Academic freedom is a challenging matter in the context of divisive political conflicts locally and globally. Should universities aim to be neutral, and is this even possible? Should there be uniform university policies on academic freedom, or is there room for discipline/faculty specific interpretations? How ought one resolve the tension, if any, between academic freedom and duties of care when participants in debates express concerns over social safety?
This event is part of a broader internal dialogue on the UvA’s campuses about the nature and practices of academic freedom.
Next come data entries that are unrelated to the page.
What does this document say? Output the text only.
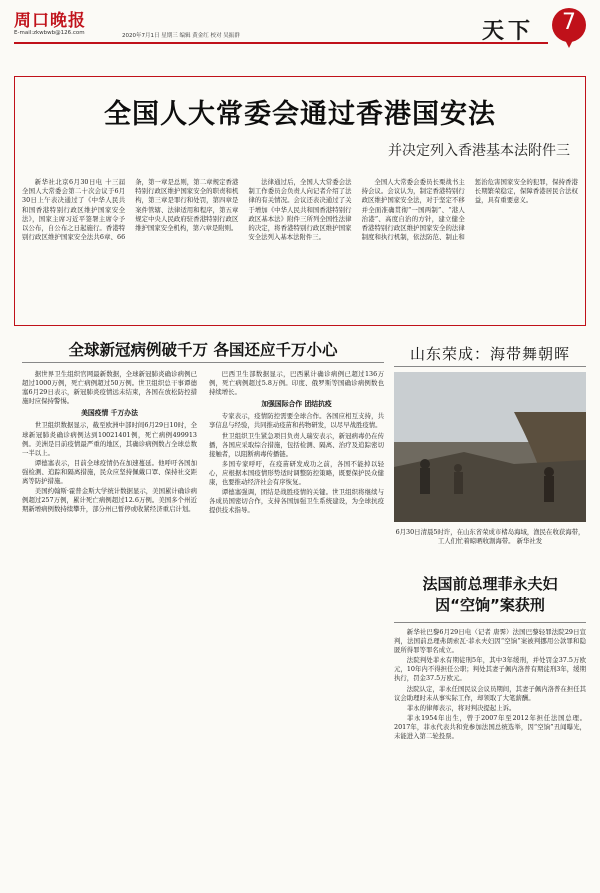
周口晚报
E-mail:zkwbwb@126.com	2020年7月1日 星期三 编辑 黄金红 校对 吴振群	天下	7
全国人大常委会通过香港国安法
并决定列入香港基本法附件三

新华社北京6月30日电 十三届全国人大常委会第二十次会议于6月30日上午表决通过了《中华人民共和国香港特别行政区维护国家安全法》，国家主席习近平签署主席令予以公布，自公布之日起施行。香港特别行政区维护国家安全法共6章、66条，第一章是总则，第二章规定香港特别行政区维护国家安全的职责和机构，第三章是罪行和处罚，第四章是案件管辖、法律适用和程序，第五章规定中央人民政府驻香港特别行政区维护国家安全机构，第六章是附则。

法律通过后，全国人大常委会法制工作委员会负责人向记者介绍了法律的有关情况。会议还表决通过了关于增加《中华人民共和国香港特别行政区基本法》附件三所列全国性法律的决定，将香港特别行政区维护国家安全法列入基本法附件三。

全国人大常委会委员长栗战书主持会议。会议认为，制定香港特别行政区维护国家安全法，对于坚定不移并全面准确贯彻“一国两制”、“港人治港”、高度自治的方针，建立健全香港特别行政区维护国家安全的法律制度和执行机制，依法防范、制止和惩治危害国家安全的犯罪，保持香港长期繁荣稳定，保障香港居民合法权益，具有重要意义。

全球新冠病例破千万 各国还应千万小心

据世界卫生组织官网最新数据，全球新冠肺炎确诊病例已超过1000万例，死亡病例超过50万例。世卫组织总干事谭德塞6月29日表示，新冠肺炎疫情远未结束，各国在放松防控措施时应保持警惕。

美国疫情 千万办法

世卫组织数据显示，截至欧洲中部时间6月29日10时，全球新冠肺炎确诊病例达到10021401例，死亡病例499913例。美洲是目前疫情最严重的地区，其确诊病例数占全球总数一半以上。

谭德塞表示，目前全球疫情仍在加速蔓延。他呼吁各国加强检测、追踪和隔离措施，民众应坚持佩戴口罩、保持社交距离等防护措施。

美国约翰斯·霍普金斯大学统计数据显示，美国累计确诊病例超过257万例，累计死亡病例超过12.6万例。美国多个州近期新增病例数持续攀升，部分州已暂停或收紧经济重启计划。

巴西卫生部数据显示，巴西累计确诊病例已超过136万例，死亡病例超过5.8万例。印度、俄罗斯等国确诊病例数也持续增长。

加强国际合作 团结抗疫

专家表示，疫情防控需要全球合作。各国应相互支持，共享信息与经验，共同推动疫苗和药物研发，以尽早战胜疫情。

世卫组织卫生紧急项目负责人瑞安表示，新冠病毒仍在传播，各国应采取综合措施，包括检测、隔离、治疗及追踪密切接触者，以阻断病毒传播链。

多国专家呼吁，在疫苗研发成功之前，各国不能掉以轻心，应根据本国疫情形势适时调整防控策略，既要保护民众健康，也要推动经济社会有序恢复。

谭德塞强调，团结是战胜疫情的关键。世卫组织将继续与各成员国密切合作，支持各国加强卫生系统建设，为全球抗疫提供技术指导。

山东荣成：海带舞朝晖
6月30日清晨5时许，在山东省荣成市楮岛海域，渔民在收获海带，工人们忙着晾晒收割海带。 新华社发
法国前总理菲永夫妇
因“空饷”案获刑

新华社巴黎6月29日电（记者 唐霁）法国巴黎轻罪法院29日宣判，法国前总理弗朗索瓦·菲永夫妇因“空饷”案被判挪用公款罪和隐匿所得罪等罪名成立。

法院判处菲永有期徒刑5年，其中3年缓刑，并处罚金37.5万欧元，10年内不得担任公职；判处其妻子佩内洛普有期徒刑3年，缓期执行，罚金37.5万欧元。

法院认定，菲永任国民议会议员期间，其妻子佩内洛普在担任其议会助理时未从事实际工作，却领取了大笔薪酬。

菲永的律师表示，将对判决提起上诉。

菲永1954年出生，曾于2007年至2012年担任法国总理。2017年，菲永代表共和党参加法国总统选举，因“空饷”丑闻曝光，未能进入第二轮投票。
But academic freedom is not just a matter for researchers, students, and administrators, it also concerns society as the intense media attention about it reveals. In fact, the conversation about academic freedom itself is educative and constitutive for the university and the public it serves.
About the speakers
Shannon Dea is Dean of the Faculty of Arts and Professor of Philosophy at the University of Regina in Canada. She is the author of Beyond the Binary: Thinking About Sex and Gender (Broadview, 2016) and of numerous articles and book chapters on topics in feminist and social philosophy, the history of philosophy, and academic freedom. Shannon is the creator and author of the regular Dispatches on Academic Freedom column in University Affairs and regularly engages with the media on matters relating to academic freedom and freedom of speech.
Marieke de Goede is Dean of the Faculty of Humanities at the University of Amsterdam and Professor of the Politics of Security Cultures. She is also a member of the Dutch Royal Academy of Sciences (KNAW) and an Honorary Professor at Durham University, UK. De Goede’s research focuses on counter-terrorism and security practices in Europe, with a specific attention to the role of financial data. Between 2016 and 2022 she led the research project FOLLOW: Following the Money from Transaction to Trial.
Rens Bod is a professor of Digital Humanities and History of the Humanities at the University of Amsterdam. Among his books are A New History of the Humanities (OUP) and World of Patterns: A Global History of Knowledge (JHUP). Rens Bod is founder of WO-in-Actie, a Dutch action group striving for a democratic university with a proper balance between teaching and research. Together with Ingrid Robeyns and Remco Breuker, he wrote the pamphlet-book Forty Theses on Academia (in Dutch).
Eddie Brummelman (moderator) is an Associate Professor at the University of Amsterdam, chair of The Young Academy (De Jonge Akademie) of the Royal Netherlands Academy of Arts and Sciences (KNAW), and principal investigator of KiDLAB. KiDLAB studies the developing self—the nature, origins, and consequences of children’s self-views.